The main finding of interest is that both types of models performed similarly. Their work adds to prior literature that the exact flow model has only marginal importance for clinical decisions.12 This result should be comforting for the clinician confronted with an array of potential software packages for estimating absolute flow and CFR by PET. Despite seemingly more realistic physiologic assumptions, the work of Alessio et al1 could not show convincingly superior performance of a distributed model. Specifically, Bland-Altman analysis showed similar results for absolute flow (bias 0.03 cc/minute/g for distributed vs −0.03 cc/minute/g for three compartments, limits of agreement 1.35 cc/minute/g for distributed vs 1.05 cc/minute/g for three compartments) and CFR (bias 0.23 for distributed vs −0.16 for three compartments, limits of agreement 1.85 for distributed vs 1.64 for three compartments). Also, absolute blood flow error was similar between assumptions (0.03 ± 0.04 cc/minute/g for distributed vs −0.03 ± 0.03 cc/minute/g for three compartments) while CFR error was significantly worse (0.23 ± 0.08 for distributed vs 0.14 ± 0.07 for three compartments). While linear slopes were significantly better for absolute blood flow (0.98 for distributed vs 0.69 for three compartments) and CFR (0.92 for distributed vs 0.58 for three compartments), correlation coefficients were similar.

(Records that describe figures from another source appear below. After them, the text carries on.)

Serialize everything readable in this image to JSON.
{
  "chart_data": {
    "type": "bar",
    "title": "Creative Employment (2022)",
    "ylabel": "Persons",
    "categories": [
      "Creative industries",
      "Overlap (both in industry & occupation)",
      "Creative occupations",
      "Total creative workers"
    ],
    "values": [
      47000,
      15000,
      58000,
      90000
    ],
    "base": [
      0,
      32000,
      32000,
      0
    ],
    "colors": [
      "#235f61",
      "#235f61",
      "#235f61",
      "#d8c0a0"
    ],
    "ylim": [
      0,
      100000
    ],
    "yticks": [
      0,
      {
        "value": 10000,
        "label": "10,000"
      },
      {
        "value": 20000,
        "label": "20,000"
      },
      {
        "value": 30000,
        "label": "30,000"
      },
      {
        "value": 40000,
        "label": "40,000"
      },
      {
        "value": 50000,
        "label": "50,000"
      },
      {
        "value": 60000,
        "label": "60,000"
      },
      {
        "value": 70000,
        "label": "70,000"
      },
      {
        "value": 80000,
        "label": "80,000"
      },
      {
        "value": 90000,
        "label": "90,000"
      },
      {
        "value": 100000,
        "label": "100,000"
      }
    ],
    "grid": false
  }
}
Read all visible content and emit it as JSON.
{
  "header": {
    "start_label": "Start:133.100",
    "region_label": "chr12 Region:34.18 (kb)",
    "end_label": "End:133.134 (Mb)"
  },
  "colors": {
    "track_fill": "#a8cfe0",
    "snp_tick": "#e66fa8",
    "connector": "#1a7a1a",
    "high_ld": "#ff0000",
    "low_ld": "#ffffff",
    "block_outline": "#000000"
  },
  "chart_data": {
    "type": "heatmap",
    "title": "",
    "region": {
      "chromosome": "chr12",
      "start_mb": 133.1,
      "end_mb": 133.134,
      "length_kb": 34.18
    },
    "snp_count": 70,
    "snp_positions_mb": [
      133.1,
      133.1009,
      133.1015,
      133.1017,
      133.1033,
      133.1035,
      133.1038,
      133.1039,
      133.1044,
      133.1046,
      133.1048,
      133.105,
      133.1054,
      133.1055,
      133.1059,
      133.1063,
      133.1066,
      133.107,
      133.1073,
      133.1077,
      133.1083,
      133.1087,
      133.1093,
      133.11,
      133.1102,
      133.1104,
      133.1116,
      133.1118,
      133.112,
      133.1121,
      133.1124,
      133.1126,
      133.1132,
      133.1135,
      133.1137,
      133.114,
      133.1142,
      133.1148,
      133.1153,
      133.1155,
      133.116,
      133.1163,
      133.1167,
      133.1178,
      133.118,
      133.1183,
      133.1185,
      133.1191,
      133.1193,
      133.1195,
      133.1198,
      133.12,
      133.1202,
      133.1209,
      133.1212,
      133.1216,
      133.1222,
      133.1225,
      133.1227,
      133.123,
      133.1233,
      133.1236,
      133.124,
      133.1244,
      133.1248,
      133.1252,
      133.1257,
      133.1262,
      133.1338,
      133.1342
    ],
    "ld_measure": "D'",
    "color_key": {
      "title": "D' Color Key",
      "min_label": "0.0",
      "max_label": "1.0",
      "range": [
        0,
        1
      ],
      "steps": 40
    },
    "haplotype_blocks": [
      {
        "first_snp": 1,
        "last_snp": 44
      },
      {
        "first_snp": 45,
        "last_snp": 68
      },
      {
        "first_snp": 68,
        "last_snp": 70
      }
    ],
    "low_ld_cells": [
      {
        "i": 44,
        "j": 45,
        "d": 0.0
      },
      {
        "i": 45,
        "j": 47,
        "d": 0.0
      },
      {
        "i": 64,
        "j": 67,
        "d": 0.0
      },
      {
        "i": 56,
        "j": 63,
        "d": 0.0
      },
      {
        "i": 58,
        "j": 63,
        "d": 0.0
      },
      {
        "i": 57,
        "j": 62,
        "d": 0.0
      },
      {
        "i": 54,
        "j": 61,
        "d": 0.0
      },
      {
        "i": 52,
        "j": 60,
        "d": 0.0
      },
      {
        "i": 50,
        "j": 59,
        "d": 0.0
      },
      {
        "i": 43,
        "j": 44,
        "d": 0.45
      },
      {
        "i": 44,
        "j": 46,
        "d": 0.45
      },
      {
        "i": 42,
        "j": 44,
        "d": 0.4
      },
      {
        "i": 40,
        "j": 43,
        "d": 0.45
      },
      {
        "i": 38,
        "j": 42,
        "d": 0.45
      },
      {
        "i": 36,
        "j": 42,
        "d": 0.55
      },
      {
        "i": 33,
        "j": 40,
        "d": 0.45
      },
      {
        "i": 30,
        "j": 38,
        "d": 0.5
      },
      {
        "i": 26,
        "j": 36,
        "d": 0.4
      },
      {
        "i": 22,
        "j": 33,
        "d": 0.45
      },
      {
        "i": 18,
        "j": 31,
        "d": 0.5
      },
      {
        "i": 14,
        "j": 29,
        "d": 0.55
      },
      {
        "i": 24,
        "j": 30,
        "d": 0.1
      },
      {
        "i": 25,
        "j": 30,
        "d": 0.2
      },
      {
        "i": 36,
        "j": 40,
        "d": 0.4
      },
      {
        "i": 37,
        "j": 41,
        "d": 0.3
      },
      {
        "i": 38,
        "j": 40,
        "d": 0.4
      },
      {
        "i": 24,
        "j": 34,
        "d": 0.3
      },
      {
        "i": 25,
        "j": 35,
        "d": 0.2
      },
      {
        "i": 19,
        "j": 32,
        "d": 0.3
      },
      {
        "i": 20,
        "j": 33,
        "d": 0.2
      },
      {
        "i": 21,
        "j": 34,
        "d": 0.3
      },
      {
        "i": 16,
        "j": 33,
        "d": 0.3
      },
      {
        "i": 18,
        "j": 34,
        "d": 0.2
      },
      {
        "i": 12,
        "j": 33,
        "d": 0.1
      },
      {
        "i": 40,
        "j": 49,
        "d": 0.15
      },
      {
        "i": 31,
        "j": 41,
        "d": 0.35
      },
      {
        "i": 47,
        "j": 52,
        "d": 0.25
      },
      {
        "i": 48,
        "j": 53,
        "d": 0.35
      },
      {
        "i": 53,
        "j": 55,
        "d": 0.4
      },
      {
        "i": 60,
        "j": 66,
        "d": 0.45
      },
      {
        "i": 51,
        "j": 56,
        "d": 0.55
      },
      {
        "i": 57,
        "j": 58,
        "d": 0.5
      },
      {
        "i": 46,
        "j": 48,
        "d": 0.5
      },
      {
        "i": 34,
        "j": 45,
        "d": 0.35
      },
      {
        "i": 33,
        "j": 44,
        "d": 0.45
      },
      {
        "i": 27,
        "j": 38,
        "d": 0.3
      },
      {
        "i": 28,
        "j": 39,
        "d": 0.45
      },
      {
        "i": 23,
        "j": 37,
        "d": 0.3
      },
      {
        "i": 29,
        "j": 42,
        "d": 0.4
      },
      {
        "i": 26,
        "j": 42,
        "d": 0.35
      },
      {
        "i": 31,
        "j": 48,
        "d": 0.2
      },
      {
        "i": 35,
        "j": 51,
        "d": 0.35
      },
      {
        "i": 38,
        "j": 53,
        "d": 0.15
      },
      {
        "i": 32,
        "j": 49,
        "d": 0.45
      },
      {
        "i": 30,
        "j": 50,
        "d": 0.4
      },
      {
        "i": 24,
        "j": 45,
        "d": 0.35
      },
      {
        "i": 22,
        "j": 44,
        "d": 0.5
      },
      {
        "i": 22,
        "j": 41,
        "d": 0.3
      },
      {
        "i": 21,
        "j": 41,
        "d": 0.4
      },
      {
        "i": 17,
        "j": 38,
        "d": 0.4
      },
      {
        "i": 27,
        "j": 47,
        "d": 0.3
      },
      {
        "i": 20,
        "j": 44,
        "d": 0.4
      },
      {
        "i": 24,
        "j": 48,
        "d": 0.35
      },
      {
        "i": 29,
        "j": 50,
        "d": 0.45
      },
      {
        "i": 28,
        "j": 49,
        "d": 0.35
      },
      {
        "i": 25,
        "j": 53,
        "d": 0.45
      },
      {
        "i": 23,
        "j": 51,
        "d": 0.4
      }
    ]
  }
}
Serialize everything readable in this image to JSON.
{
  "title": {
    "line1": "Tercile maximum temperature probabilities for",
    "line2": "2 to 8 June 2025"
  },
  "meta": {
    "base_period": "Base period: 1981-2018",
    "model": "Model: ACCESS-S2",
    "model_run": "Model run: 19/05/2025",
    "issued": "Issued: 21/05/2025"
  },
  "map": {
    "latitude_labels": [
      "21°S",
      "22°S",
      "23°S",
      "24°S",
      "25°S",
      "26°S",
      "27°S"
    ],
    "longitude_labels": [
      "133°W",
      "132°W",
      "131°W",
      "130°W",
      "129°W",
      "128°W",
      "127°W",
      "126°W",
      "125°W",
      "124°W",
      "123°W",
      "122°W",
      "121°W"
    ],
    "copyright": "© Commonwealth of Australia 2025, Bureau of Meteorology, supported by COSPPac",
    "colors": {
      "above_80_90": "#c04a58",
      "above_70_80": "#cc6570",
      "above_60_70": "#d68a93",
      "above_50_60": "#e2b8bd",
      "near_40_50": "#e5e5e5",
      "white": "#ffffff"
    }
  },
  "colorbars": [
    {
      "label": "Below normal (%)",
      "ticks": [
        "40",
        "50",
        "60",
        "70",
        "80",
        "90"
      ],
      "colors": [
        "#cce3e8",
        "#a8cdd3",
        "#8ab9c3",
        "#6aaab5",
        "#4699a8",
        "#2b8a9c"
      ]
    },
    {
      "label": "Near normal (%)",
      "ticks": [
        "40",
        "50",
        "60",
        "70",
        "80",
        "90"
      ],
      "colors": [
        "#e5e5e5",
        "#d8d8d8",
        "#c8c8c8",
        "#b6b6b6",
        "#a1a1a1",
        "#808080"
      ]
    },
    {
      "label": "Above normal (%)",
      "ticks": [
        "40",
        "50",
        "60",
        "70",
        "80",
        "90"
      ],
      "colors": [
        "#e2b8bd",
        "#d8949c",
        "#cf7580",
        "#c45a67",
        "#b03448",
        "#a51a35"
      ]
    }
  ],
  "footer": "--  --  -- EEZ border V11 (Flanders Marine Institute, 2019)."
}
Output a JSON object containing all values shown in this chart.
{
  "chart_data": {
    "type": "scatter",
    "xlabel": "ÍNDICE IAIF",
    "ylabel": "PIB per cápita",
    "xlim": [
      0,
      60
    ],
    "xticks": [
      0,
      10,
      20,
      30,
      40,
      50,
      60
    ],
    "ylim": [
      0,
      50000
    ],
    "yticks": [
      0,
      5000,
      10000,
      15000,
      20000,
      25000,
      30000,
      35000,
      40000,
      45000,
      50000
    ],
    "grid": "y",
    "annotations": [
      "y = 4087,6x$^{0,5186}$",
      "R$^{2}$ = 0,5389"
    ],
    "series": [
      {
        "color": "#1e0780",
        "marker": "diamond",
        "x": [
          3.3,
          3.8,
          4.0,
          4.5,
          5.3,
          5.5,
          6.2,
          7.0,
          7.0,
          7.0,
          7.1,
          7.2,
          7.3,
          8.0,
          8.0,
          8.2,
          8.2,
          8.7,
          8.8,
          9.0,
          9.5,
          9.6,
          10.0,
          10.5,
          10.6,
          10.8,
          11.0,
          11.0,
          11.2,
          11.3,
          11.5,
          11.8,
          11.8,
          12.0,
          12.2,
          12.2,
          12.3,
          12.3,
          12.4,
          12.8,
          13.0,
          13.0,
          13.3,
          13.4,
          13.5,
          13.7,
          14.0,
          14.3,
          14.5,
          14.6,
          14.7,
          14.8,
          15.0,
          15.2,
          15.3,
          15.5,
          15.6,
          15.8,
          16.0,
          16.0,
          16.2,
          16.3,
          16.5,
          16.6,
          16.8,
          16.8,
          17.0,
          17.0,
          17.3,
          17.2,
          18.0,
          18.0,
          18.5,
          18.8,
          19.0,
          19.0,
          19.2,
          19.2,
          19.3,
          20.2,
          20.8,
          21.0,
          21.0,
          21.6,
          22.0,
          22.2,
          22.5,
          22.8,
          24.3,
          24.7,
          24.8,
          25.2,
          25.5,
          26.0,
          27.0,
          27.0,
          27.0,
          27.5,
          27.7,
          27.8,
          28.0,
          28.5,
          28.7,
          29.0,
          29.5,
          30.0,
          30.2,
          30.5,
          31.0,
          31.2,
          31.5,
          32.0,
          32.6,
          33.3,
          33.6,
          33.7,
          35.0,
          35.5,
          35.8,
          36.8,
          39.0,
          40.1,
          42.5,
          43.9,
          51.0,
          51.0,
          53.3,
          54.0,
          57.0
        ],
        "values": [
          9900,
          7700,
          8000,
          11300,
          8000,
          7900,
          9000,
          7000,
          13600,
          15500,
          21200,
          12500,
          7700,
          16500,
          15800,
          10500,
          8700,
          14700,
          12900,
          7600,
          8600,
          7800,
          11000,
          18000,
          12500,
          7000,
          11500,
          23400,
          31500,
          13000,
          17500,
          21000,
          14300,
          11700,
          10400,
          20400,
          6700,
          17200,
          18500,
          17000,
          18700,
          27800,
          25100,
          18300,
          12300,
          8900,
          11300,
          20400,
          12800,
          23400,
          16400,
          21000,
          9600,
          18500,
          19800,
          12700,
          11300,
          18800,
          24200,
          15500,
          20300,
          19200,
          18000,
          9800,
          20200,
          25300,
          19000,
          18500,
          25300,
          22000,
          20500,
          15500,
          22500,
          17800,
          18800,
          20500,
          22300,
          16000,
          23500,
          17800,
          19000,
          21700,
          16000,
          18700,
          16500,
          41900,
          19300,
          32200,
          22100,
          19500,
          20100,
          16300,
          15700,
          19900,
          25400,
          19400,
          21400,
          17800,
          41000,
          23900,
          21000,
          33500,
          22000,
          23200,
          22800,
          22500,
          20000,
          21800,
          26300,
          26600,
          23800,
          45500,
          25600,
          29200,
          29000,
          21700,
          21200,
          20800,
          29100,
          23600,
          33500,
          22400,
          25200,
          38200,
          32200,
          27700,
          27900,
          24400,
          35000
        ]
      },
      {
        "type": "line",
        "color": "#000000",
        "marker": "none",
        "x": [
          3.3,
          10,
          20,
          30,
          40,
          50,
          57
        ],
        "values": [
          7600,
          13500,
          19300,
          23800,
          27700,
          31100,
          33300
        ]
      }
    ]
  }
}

However, as their motivation was physiologic, we should ask why their experimental data could not distinguish between assumptions of homogenous tracer concentration and axially distributed tracer concentration. While on the face of it such a result may seem unexpected, it can easily be understood by recalling the five major categories of noise discussed above that limit the raw data used by any PET model of myocardial perfusion. Indeed the authors even write that the “shapes of the model responses to sharp pulse inputs in the two cases are strikingly different, and give different estimates for tracer permeation kinetics, but relatively similar estimates of regional flows. With temporally-dispersed inputs and noisy data the distinctiveness of the shapes diminishes.”1 Therefore, the competing physiologic assumptions are too fine to be distinguished based on PET data, even in the idealized setting of a dog model with highly controlled anesthesia, hemodynamics, and conditions of a completely patent versus total coronary occlusion.

As such, the article by Alessio et al1 makes clear the next general steps for cardiac PET models of myocardial perfusion. First, their work indirectly emphasizes the importance of the five broad categories of noise that influence any flow model. While some existing literature has already focused on these categories13,14 we feel they merit more investigation. Perhaps a sensitivity analysis or Monte Carlo simulations could determine which parameters of the distributed model are most affected, thereby focusing PET equipment and acquisition choices to reduce noise. Second, their work raises the general question of what physiologic insights can be gleaned from cardiac perfusion imaging. Computed tomography and magnetic resonance imaging offer superior spatial resolution and perhaps might better investigate the importance of distributed models. Conversely, cardiac PET offers advantages of metabolic targets, almost no tracer contraindications, improved signal-to-noise if integrative models15 are used, and coverage of the entire left ventricle with low radiation exposure. The optimal tool should be chosen based on the physiologic question under study.

In conclusion, the dichotomous question in the title of this editorial presents a false choice. Both groups—clinicians and physiologists—model myocardial perfusion but with different goals. For the clinician, such models are just a means to make a treatment decision. For the physiologist, such models are the end result of their mechanistic and structural understanding. Alessio et al1 remind us that both views are valid and important.